How to Travel from Tirana to Skopje by Bus

There’s something about sitting on a rickety bus in a foreign country at night, on unknown roads, seeing unknown views and listening to that one album you always play on long journeys. The blur of half-wakedness in sync with the blur of the streetlights and occasional headlights flowing in in the opposite direction. This sort of travel feels like a real adventure, none of the blandness of airports, seeing a country through its inner veins. It doesn’t do my back any favours, but I still love it.
There wasn’t much information online about the transfer from Tirana to Skopje, so hopefully these tips will come in handy for your Balkans adventure .You might also find our travel guide for Tirana and Top Things to do in Skopje useful.
As we didn’t trust online timetables and wanted to play it safe (we flew into Tirana and we’re flying out of Skopje), we headed to the International Bus Station in the north of Tirana to secure our tickets and know our departure time to plan our last day in Tirana around it.

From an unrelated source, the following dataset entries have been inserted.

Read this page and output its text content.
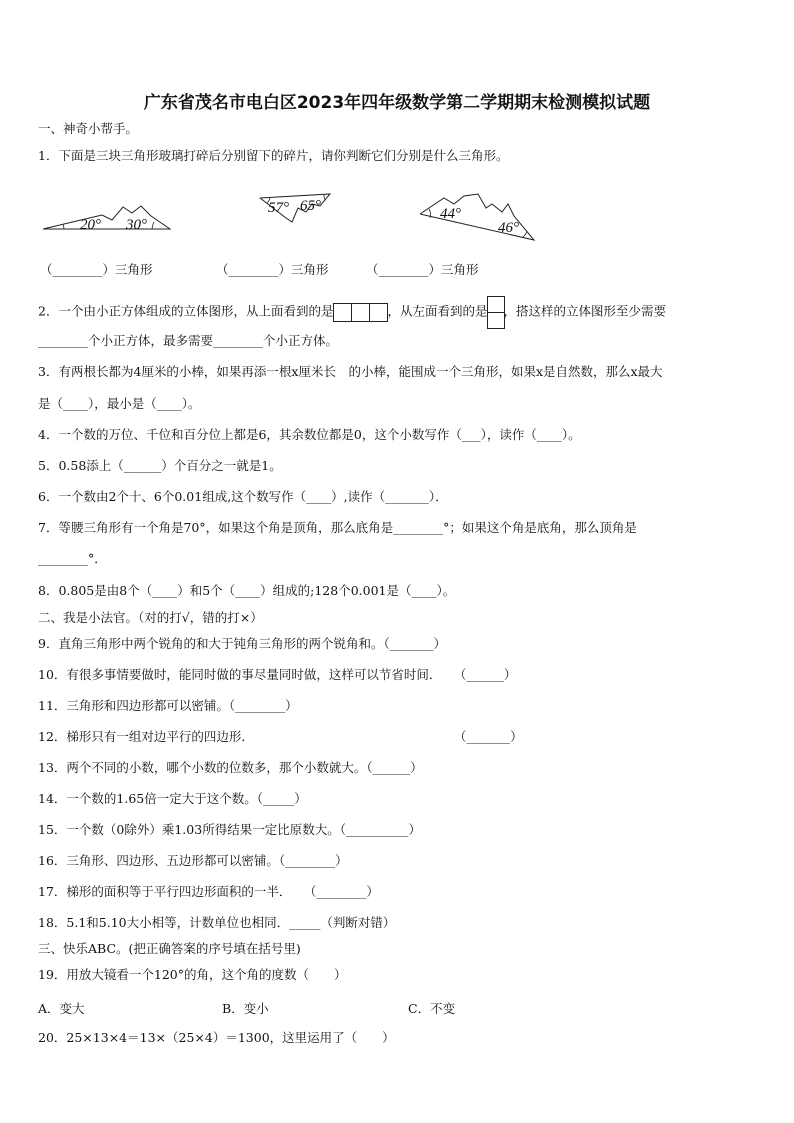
广东省茂名市电白区2023年四年级数学第二学期期末检测模拟试题
一、神奇小帮手。
1．下面是三块三角形玻璃打碎后分别留下的碎片，请你判断它们分别是什么三角形。
20° 30°
57° 65°	44°
46°
（________）三角形	（________）三角形	（________）三角形
2．一个由小正方体组成的立体图形，从上面看到的是	，从左面看到的是 ，搭这样的立体图形至少需要
________个小正方体，最多需要________个小正方体。
3．有两根长都为4厘米的小棒，如果再添一根x厘米长　的小棒，能围成一个三角形，如果x是自然数，那么x最大
是（____），最小是（____）。
4．一个数的万位、千位和百分位上都是6，其余数位都是0，这个小数写作（___），读作（____）。
5．0.58添上（______）个百分之一就是1。
6．一个数由2个十、6个0.01组成,这个数写作（____）,读作（_______）．
7．等腰三角形有一个角是70°，如果这个角是顶角，那么底角是________°；如果这个角是底角，那么顶角是
________°．
8．0.805是由8个（____）和5个（____）组成的;128个0.001是（____）。
二、我是小法官。（对的打√，错的打×）
9．直角三角形中两个锐角的和大于钝角三角形的两个锐角和。（_______）
10．有很多事情要做时，能同时做的事尽量同时做，这样可以节省时间．　　（______）
11．三角形和四边形都可以密铺。（________）
12．梯形只有一组对边平行的四边形．　　　　　　　　　　　　　　　　　（_______）
13．两个不同的小数，哪个小数的位数多，那个小数就大。（______）
14．一个数的1.65倍一定大于这个数。（_____）
15．一个数（0除外）乘1.03所得结果一定比原数大。（__________）
16．三角形、四边形、五边形都可以密铺。（________）
17．梯形的面积等于平行四边形面积的一半．　　（________）
18．5.1和5.10大小相等，计数单位也相同．_____（判断对错）
三、快乐ABC。(把正确答案的序号填在括号里)
19．用放大镜看一个120°的角，这个角的度数（　　）
A．变大	B．变小	C．不变
20．25×13×4＝13×（25×4）＝1300，这里运用了（　　）
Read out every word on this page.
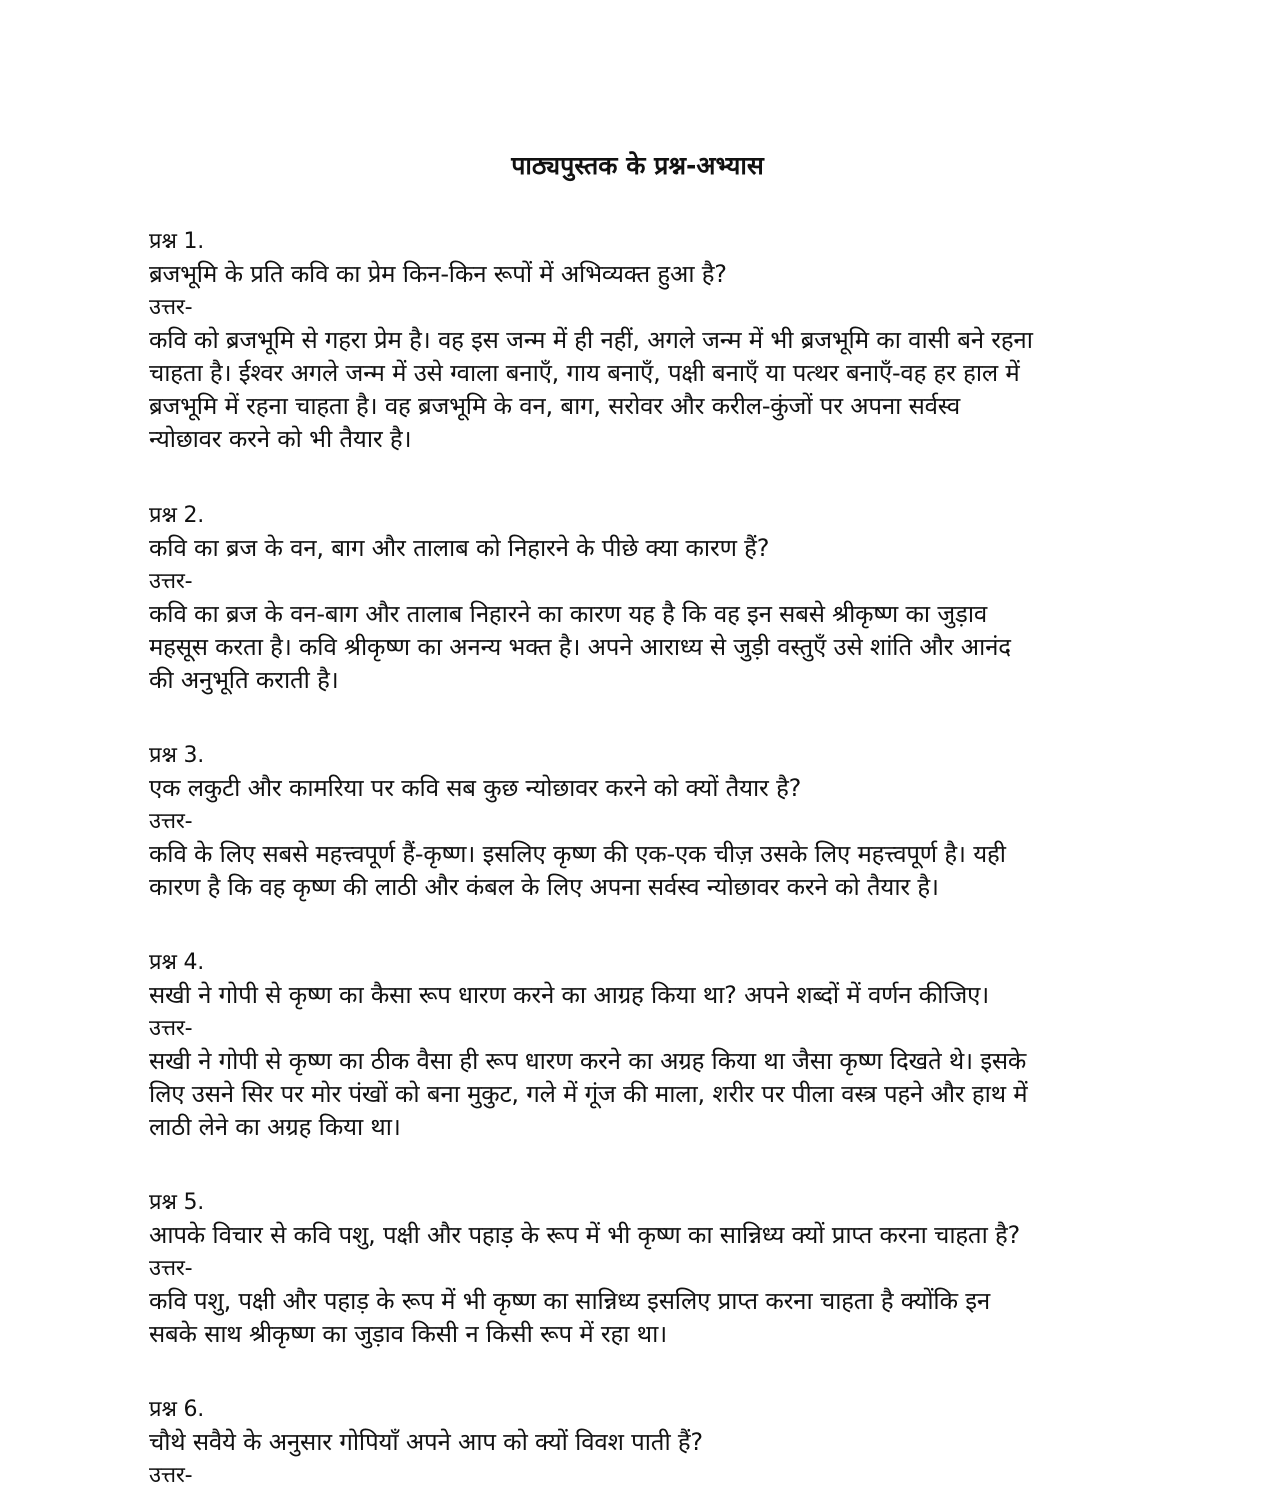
पाठ्यपुस्तक के प्रश्न-अभ्यास

प्रश्न 1.

ब्रजभूमि के प्रति कवि का प्रेम किन-किन रूपों में अभिव्यक्त हुआ है?

उत्तर-

कवि को ब्रजभूमि से गहरा प्रेम है। वह इस जन्म में ही नहीं, अगले जन्म में भी ब्रजभूमि का वासी बने रहना

चाहता है। ईश्वर अगले जन्म में उसे ग्वाला बनाएँ, गाय बनाएँ, पक्षी बनाएँ या पत्थर बनाएँ-वह हर हाल में

ब्रजभूमि में रहना चाहता है। वह ब्रजभूमि के वन, बाग, सरोवर और करील-कुंजों पर अपना सर्वस्व

न्योछावर करने को भी तैयार है।

प्रश्न 2.

कवि का ब्रज के वन, बाग और तालाब को निहारने के पीछे क्या कारण हैं?

उत्तर-

कवि का ब्रज के वन-बाग और तालाब निहारने का कारण यह है कि वह इन सबसे श्रीकृष्ण का जुड़ाव

महसूस करता है। कवि श्रीकृष्ण का अनन्य भक्त है। अपने आराध्य से जुड़ी वस्तुएँ उसे शांति और आनंद

की अनुभूति कराती है।

प्रश्न 3.

एक लकुटी और कामरिया पर कवि सब कुछ न्योछावर करने को क्यों तैयार है?

उत्तर-

कवि के लिए सबसे महत्त्वपूर्ण हैं-कृष्ण। इसलिए कृष्ण की एक-एक चीज़ उसके लिए महत्त्वपूर्ण है। यही

कारण है कि वह कृष्ण की लाठी और कंबल के लिए अपना सर्वस्व न्योछावर करने को तैयार है।

प्रश्न 4.

सखी ने गोपी से कृष्ण का कैसा रूप धारण करने का आग्रह किया था? अपने शब्दों में वर्णन कीजिए।

उत्तर-

सखी ने गोपी से कृष्ण का ठीक वैसा ही रूप धारण करने का अग्रह किया था जैसा कृष्ण दिखते थे। इसके

लिए उसने सिर पर मोर पंखों को बना मुकुट, गले में गूंज की माला, शरीर पर पीला वस्त्र पहने और हाथ में

लाठी लेने का अग्रह किया था।

प्रश्न 5.

आपके विचार से कवि पशु, पक्षी और पहाड़ के रूप में भी कृष्ण का सान्निध्य क्यों प्राप्त करना चाहता है?

उत्तर-

कवि पशु, पक्षी और पहाड़ के रूप में भी कृष्ण का सान्निध्य इसलिए प्राप्त करना चाहता है क्योंकि इन

सबके साथ श्रीकृष्ण का जुड़ाव किसी न किसी रूप में रहा था।

प्रश्न 6.

चौथे सवैये के अनुसार गोपियाँ अपने आप को क्यों विवश पाती हैं?

उत्तर-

The rather messy bus station is surrounded by small offices offering tickets to various destinations. Both Ido Tours and HAK Bus offered tickets to Skopje. After picking the time that worked best for us (at night so we could enjoy another day in Tirana, but not so late that we’d be exhausted for a day in Skopje the next day). Tickets were €20 per person, with returns available for €30.
We arrived at the bus station around 15 minutes before departure, but there were plenty of seats available and the bus left right on time. And here we are. I’m currently writing this post at the back of the small mini-bus-style coach, at times barely keeping hold of my phone and struggling to type as we cascade over the bumps in the rickety roads.
We picked up a couple of passengers along the way, waiting for around ten minutes by the side of the road at one point. There was a 15 minute break just before the border, around two hours into the journey- coffee, toilets, snacks and stray dogs. Travelling at night there’s not much to see out the window, but having travelled along much of this road before, I know that by day it offers exceptional views of the mountains and Lake Ohrid.

The bus itself is small, and so are the seats. Think Ryanair in terms of legroom. The border crossing itself was relatively smooth, leaving Albania we handed our passports over to the driver who returned with them 5 minutes later. One passenger had to get out to “speak to the police” but he returned shortly after. Entering North Macedonia, we all had to get off the bus and stand in the cold to have our passports inspected. Overall the process took less than 20 minutes, but the border was quiet and we were lucky that the bus was too.
There was just one more service station stop after the border. The toilets were just about bareable.
The bus got incredibly cold later in the journey, despite the day’s temperatures being mid 20s in both Tirana and Skopje. I wasn’t anticipating this, so layered up with extra T shirts from my backpack. The driver smoked a cigarette a couple of times whilst driving, unpleasant as it was, I’d probably rather put up with that than stopping for smoking breaks continuously throughout the journey.